Die Betreiberin des Impfzentrums hatte umfangreiche (organisatorische) Maßnahmen getroffen, um die Einhaltung der datenschutzrechtlichen Vorgaben durch die Beschäftigten sicherzustellen. Die Mitarbeiter wurden unter anderem sorgsam ausgewählt, zur Wahrung der Vertraulichkeit verpflichtet und angehalten, in bestimmten Situationen das Vier-Augen-Prinzip zu wahren. Trotz dieser umfangreichen Maßnahmen kam es durch die Verkettung ungünstiger Umstände, namentlich dem Zusammenspiel technischer Fehler und menschlichem Versagen, zu einer Datenschutzverletzung. Dabei hat die schnelle Reaktion der Mitarbeiter, die wohl auf die stetige Sensibilisierung zurückzuführen ist, den Schaden in gewissem Umfang vermindert da rund 500 Mails zurückgerufen werden konnten.

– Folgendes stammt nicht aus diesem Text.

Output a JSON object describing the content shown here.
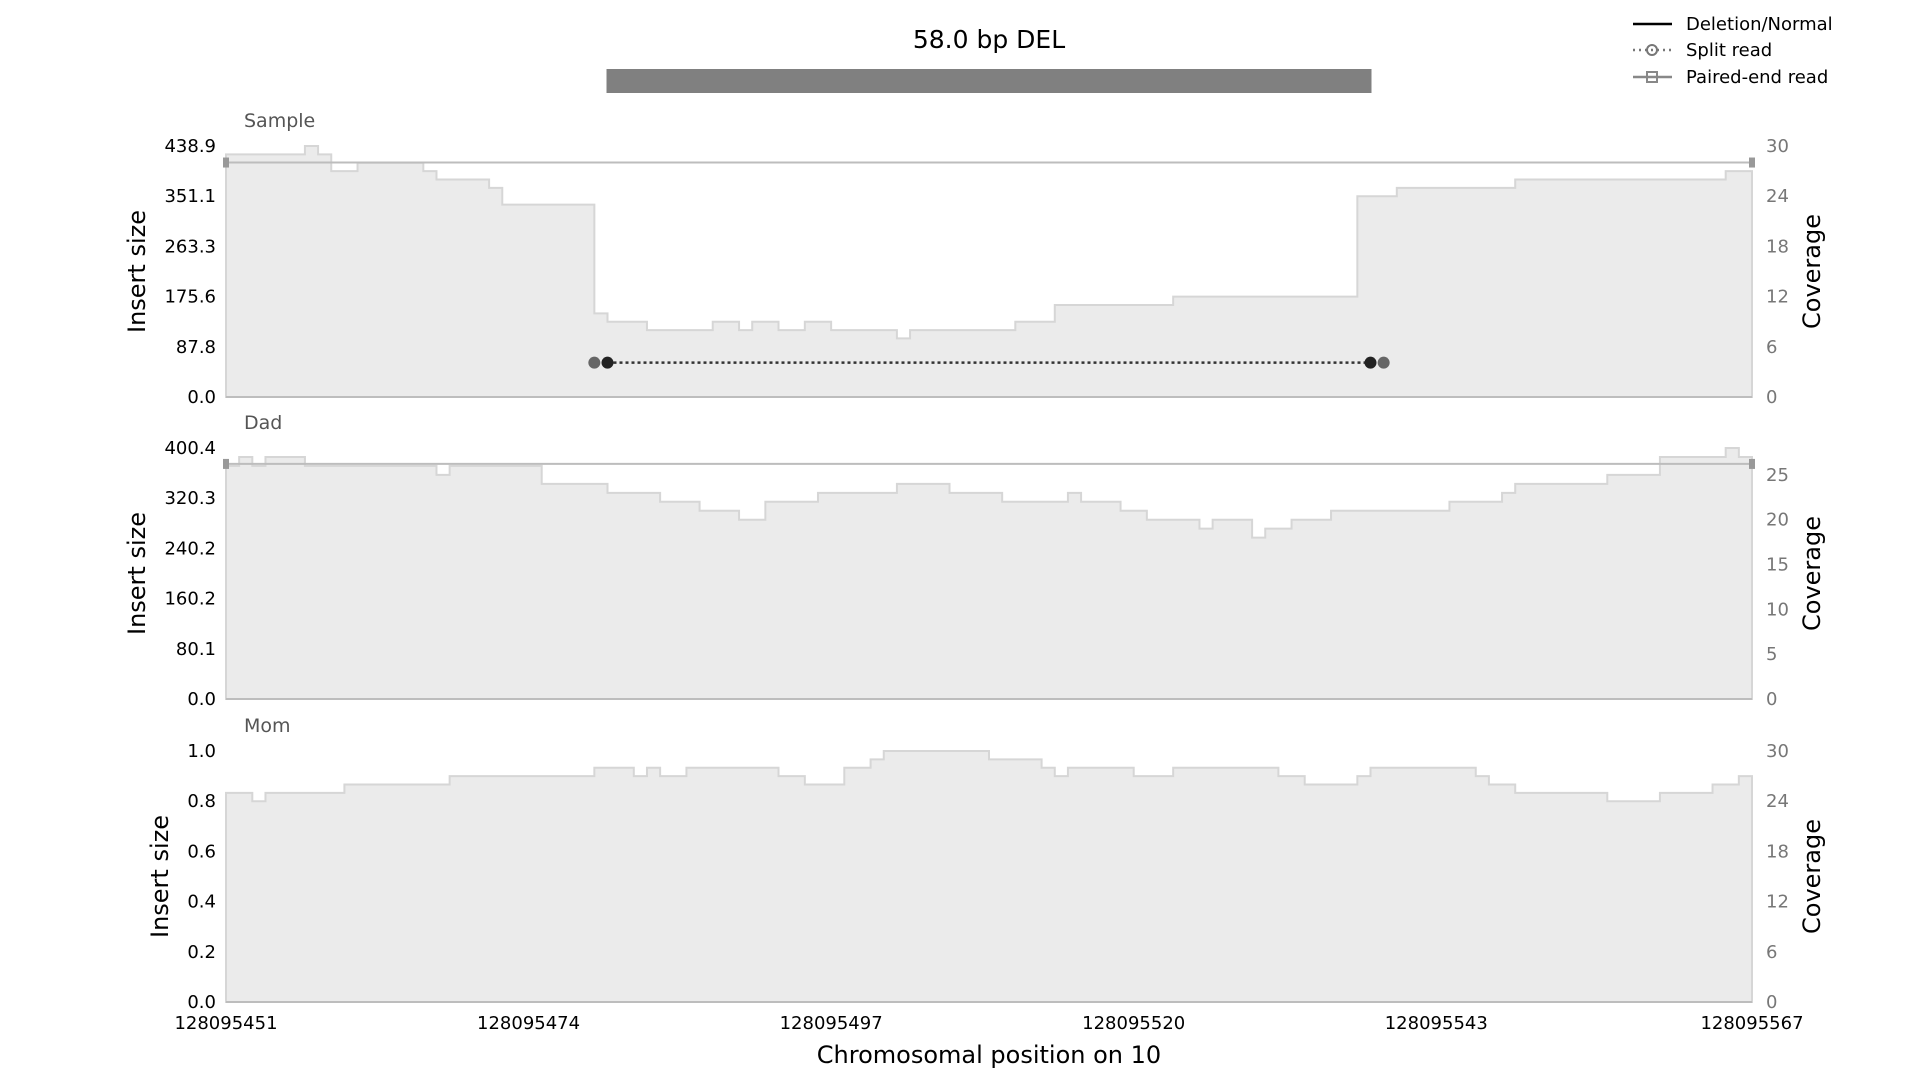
{
  "chart_data": {
    "type": "area",
    "title": "58.0 bp DEL",
    "variant_bar": {
      "start": 128095480,
      "end": 128095538,
      "color": "#808080"
    },
    "xlabel": "Chromosomal position on 10",
    "xlim": [
      128095451,
      128095567
    ],
    "xticks": [
      "128095451",
      "128095474",
      "128095497",
      "128095520",
      "128095543",
      "128095567"
    ],
    "legend": {
      "placement": "top-right",
      "items": [
        {
          "label": "Deletion/Normal",
          "style": "solid"
        },
        {
          "label": "Split read",
          "style": "dotted-circle"
        },
        {
          "label": "Paired-end read",
          "style": "solid-square"
        }
      ]
    },
    "colors": {
      "coverage_fill": "#ebebeb",
      "coverage_line": "#d6d6d6",
      "read_line": "#bdbdbd",
      "split_dark": "#222222",
      "split_light": "#666666"
    },
    "panels": [
      {
        "name": "Sample",
        "ylabel": "Insert size",
        "y2label": "Coverage",
        "ylim": [
          0,
          438.9
        ],
        "yticks": [
          "0.0",
          "87.8",
          "175.6",
          "263.3",
          "351.1",
          "438.9"
        ],
        "y2lim": [
          0,
          30
        ],
        "y2ticks": [
          "0",
          "6",
          "12",
          "18",
          "24",
          "30"
        ],
        "coverage_steps": [
          [
            128095451,
            29
          ],
          [
            128095454,
            29
          ],
          [
            128095457,
            30
          ],
          [
            128095458,
            29
          ],
          [
            128095459,
            27
          ],
          [
            128095461,
            28
          ],
          [
            128095466,
            27
          ],
          [
            128095467,
            26
          ],
          [
            128095471,
            25
          ],
          [
            128095472,
            23
          ],
          [
            128095479,
            10
          ],
          [
            128095480,
            9
          ],
          [
            128095483,
            8
          ],
          [
            128095488,
            9
          ],
          [
            128095490,
            8
          ],
          [
            128095491,
            9
          ],
          [
            128095493,
            8
          ],
          [
            128095495,
            9
          ],
          [
            128095497,
            8
          ],
          [
            128095502,
            7
          ],
          [
            128095503,
            8
          ],
          [
            128095511,
            9
          ],
          [
            128095514,
            11
          ],
          [
            128095523,
            12
          ],
          [
            128095537,
            24
          ],
          [
            128095540,
            25
          ],
          [
            128095549,
            26
          ],
          [
            128095565,
            27
          ]
        ],
        "paired_end_reads": [
          {
            "y": 410,
            "x_start": 128095451,
            "x_end": 128095567
          }
        ],
        "split_reads": [
          {
            "y": 60,
            "x_start": 128095480,
            "x_end": 128095538,
            "x_start_outer": 128095479,
            "x_end_outer": 128095539
          }
        ]
      },
      {
        "name": "Dad",
        "ylabel": "Insert size",
        "y2label": "Coverage",
        "ylim": [
          0,
          400.4
        ],
        "yticks": [
          "0.0",
          "80.1",
          "160.2",
          "240.2",
          "320.3",
          "400.4"
        ],
        "y2lim": [
          0,
          28
        ],
        "y2ticks": [
          "0",
          "5",
          "10",
          "15",
          "20",
          "25"
        ],
        "coverage_steps": [
          [
            128095451,
            26
          ],
          [
            128095452,
            27
          ],
          [
            128095453,
            26
          ],
          [
            128095454,
            27
          ],
          [
            128095457,
            26
          ],
          [
            128095467,
            25
          ],
          [
            128095468,
            26
          ],
          [
            128095475,
            24
          ],
          [
            128095480,
            23
          ],
          [
            128095484,
            22
          ],
          [
            128095487,
            21
          ],
          [
            128095490,
            20
          ],
          [
            128095492,
            22
          ],
          [
            128095496,
            23
          ],
          [
            128095502,
            24
          ],
          [
            128095506,
            23
          ],
          [
            128095510,
            22
          ],
          [
            128095515,
            23
          ],
          [
            128095516,
            22
          ],
          [
            128095519,
            21
          ],
          [
            128095521,
            20
          ],
          [
            128095525,
            19
          ],
          [
            128095526,
            20
          ],
          [
            128095529,
            18
          ],
          [
            128095530,
            19
          ],
          [
            128095532,
            20
          ],
          [
            128095535,
            21
          ],
          [
            128095544,
            22
          ],
          [
            128095548,
            23
          ],
          [
            128095549,
            24
          ],
          [
            128095556,
            25
          ],
          [
            128095560,
            27
          ],
          [
            128095565,
            28
          ],
          [
            128095566,
            27
          ]
        ],
        "paired_end_reads": [
          {
            "y": 375,
            "x_start": 128095451,
            "x_end": 128095567
          }
        ],
        "split_reads": []
      },
      {
        "name": "Mom",
        "ylabel": "Insert size",
        "y2label": "Coverage",
        "ylim": [
          0,
          1.0
        ],
        "yticks": [
          "0.0",
          "0.2",
          "0.4",
          "0.6",
          "0.8",
          "1.0"
        ],
        "y2lim": [
          0,
          30
        ],
        "y2ticks": [
          "0",
          "6",
          "12",
          "18",
          "24",
          "30"
        ],
        "coverage_steps": [
          [
            128095451,
            25
          ],
          [
            128095453,
            24
          ],
          [
            128095454,
            25
          ],
          [
            128095460,
            26
          ],
          [
            128095468,
            27
          ],
          [
            128095479,
            28
          ],
          [
            128095482,
            27
          ],
          [
            128095483,
            28
          ],
          [
            128095484,
            27
          ],
          [
            128095486,
            28
          ],
          [
            128095493,
            27
          ],
          [
            128095495,
            26
          ],
          [
            128095498,
            28
          ],
          [
            128095500,
            29
          ],
          [
            128095501,
            30
          ],
          [
            128095509,
            29
          ],
          [
            128095513,
            28
          ],
          [
            128095514,
            27
          ],
          [
            128095515,
            28
          ],
          [
            128095520,
            27
          ],
          [
            128095523,
            28
          ],
          [
            128095531,
            27
          ],
          [
            128095533,
            26
          ],
          [
            128095537,
            27
          ],
          [
            128095538,
            28
          ],
          [
            128095546,
            27
          ],
          [
            128095547,
            26
          ],
          [
            128095549,
            25
          ],
          [
            128095556,
            24
          ],
          [
            128095560,
            25
          ],
          [
            128095564,
            26
          ],
          [
            128095566,
            27
          ]
        ],
        "paired_end_reads": [],
        "split_reads": []
      }
    ]
  }
}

Durch diese Gesamtkonstellation gelang es der Betreiberin, zumindest deliktische Schadensersatzansprüche abzuwehren und den datenschutzrechtlichen Schadensersatzanspruch (pro Person) vergleichsweise gering zu halten. Dass trotz der umfangreichen Maßnahmen keine vollständige Exkulpation möglich war, macht noch einmal deutlich, wie wichtig die Sicherstellung datenschutzkonformer Strukturen in Unternehmen, Behörden und anderen datenverarbeitenden Stellen ist. Welche technischen (z. B. Passwortschutz) und organisatorischen (z. B. Vier-Augen-Prinzip) Maßnahmen geeignet und erforderlich sind, hängt vom Einzelfall ab. Hierbei spielen auch die Daten, welche von der Verarbeitung betroffen sind eine Rolle.

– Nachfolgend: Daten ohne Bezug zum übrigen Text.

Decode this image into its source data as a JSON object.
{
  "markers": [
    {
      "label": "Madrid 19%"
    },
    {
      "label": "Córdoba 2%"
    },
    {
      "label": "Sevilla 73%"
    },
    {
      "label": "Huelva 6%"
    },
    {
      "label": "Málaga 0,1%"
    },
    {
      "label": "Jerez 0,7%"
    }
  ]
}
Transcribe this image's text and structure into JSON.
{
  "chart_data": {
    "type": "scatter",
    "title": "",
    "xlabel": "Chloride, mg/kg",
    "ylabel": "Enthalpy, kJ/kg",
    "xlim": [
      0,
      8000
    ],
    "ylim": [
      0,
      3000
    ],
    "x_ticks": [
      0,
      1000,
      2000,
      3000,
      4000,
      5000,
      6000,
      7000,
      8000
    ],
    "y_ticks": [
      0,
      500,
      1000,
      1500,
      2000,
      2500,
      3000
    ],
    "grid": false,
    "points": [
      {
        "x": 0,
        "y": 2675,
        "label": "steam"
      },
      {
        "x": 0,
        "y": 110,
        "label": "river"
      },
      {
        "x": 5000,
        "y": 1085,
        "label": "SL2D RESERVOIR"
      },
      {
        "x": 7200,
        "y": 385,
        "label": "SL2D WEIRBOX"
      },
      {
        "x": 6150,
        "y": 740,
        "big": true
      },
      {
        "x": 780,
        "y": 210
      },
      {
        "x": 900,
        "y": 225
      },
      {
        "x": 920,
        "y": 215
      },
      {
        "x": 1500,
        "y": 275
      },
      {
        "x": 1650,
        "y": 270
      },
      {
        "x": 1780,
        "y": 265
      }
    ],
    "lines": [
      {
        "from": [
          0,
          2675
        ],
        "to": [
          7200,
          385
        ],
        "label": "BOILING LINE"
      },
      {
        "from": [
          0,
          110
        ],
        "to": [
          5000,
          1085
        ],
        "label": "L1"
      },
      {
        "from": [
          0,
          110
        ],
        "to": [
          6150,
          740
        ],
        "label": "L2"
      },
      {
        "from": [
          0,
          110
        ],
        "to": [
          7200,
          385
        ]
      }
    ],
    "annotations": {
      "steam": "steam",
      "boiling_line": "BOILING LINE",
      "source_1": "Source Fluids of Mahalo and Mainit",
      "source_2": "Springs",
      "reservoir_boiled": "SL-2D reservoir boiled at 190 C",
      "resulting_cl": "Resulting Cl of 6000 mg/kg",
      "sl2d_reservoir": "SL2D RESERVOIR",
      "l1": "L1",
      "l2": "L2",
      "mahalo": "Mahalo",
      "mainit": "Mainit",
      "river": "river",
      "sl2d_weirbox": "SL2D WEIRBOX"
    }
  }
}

Grundsätzlich gilt es, das Risiko einer möglichen Datenschutzverletzung möglichst gering zu halten, wozu eine Analyse der möglichen Schwachstellen und Angriffspunkte erforderlich ist. Dies umfasst sowohl den Schutz durch äußere Einflüsse und Angreifer als auch Fehlerquellen innerhalb der Organisation – eben wie Beschäftigte, die im Arbeitsalltag mit personenbezogen Daten umgehen. Wissen diese Personen, was sie aus Datenschutzsicht beachten müssen, wie sie in bestimmten Situationen reagieren müssen und sind sie sensibel für Punkte, die datenschutzrechtliche kritisch sein könnten, vermindert dies die Wahrscheinlichkeit, dass es zu Datenpannen durch menschliche Fehler kommt bzw. hilft es, den Schaden möglichst gering zu halten.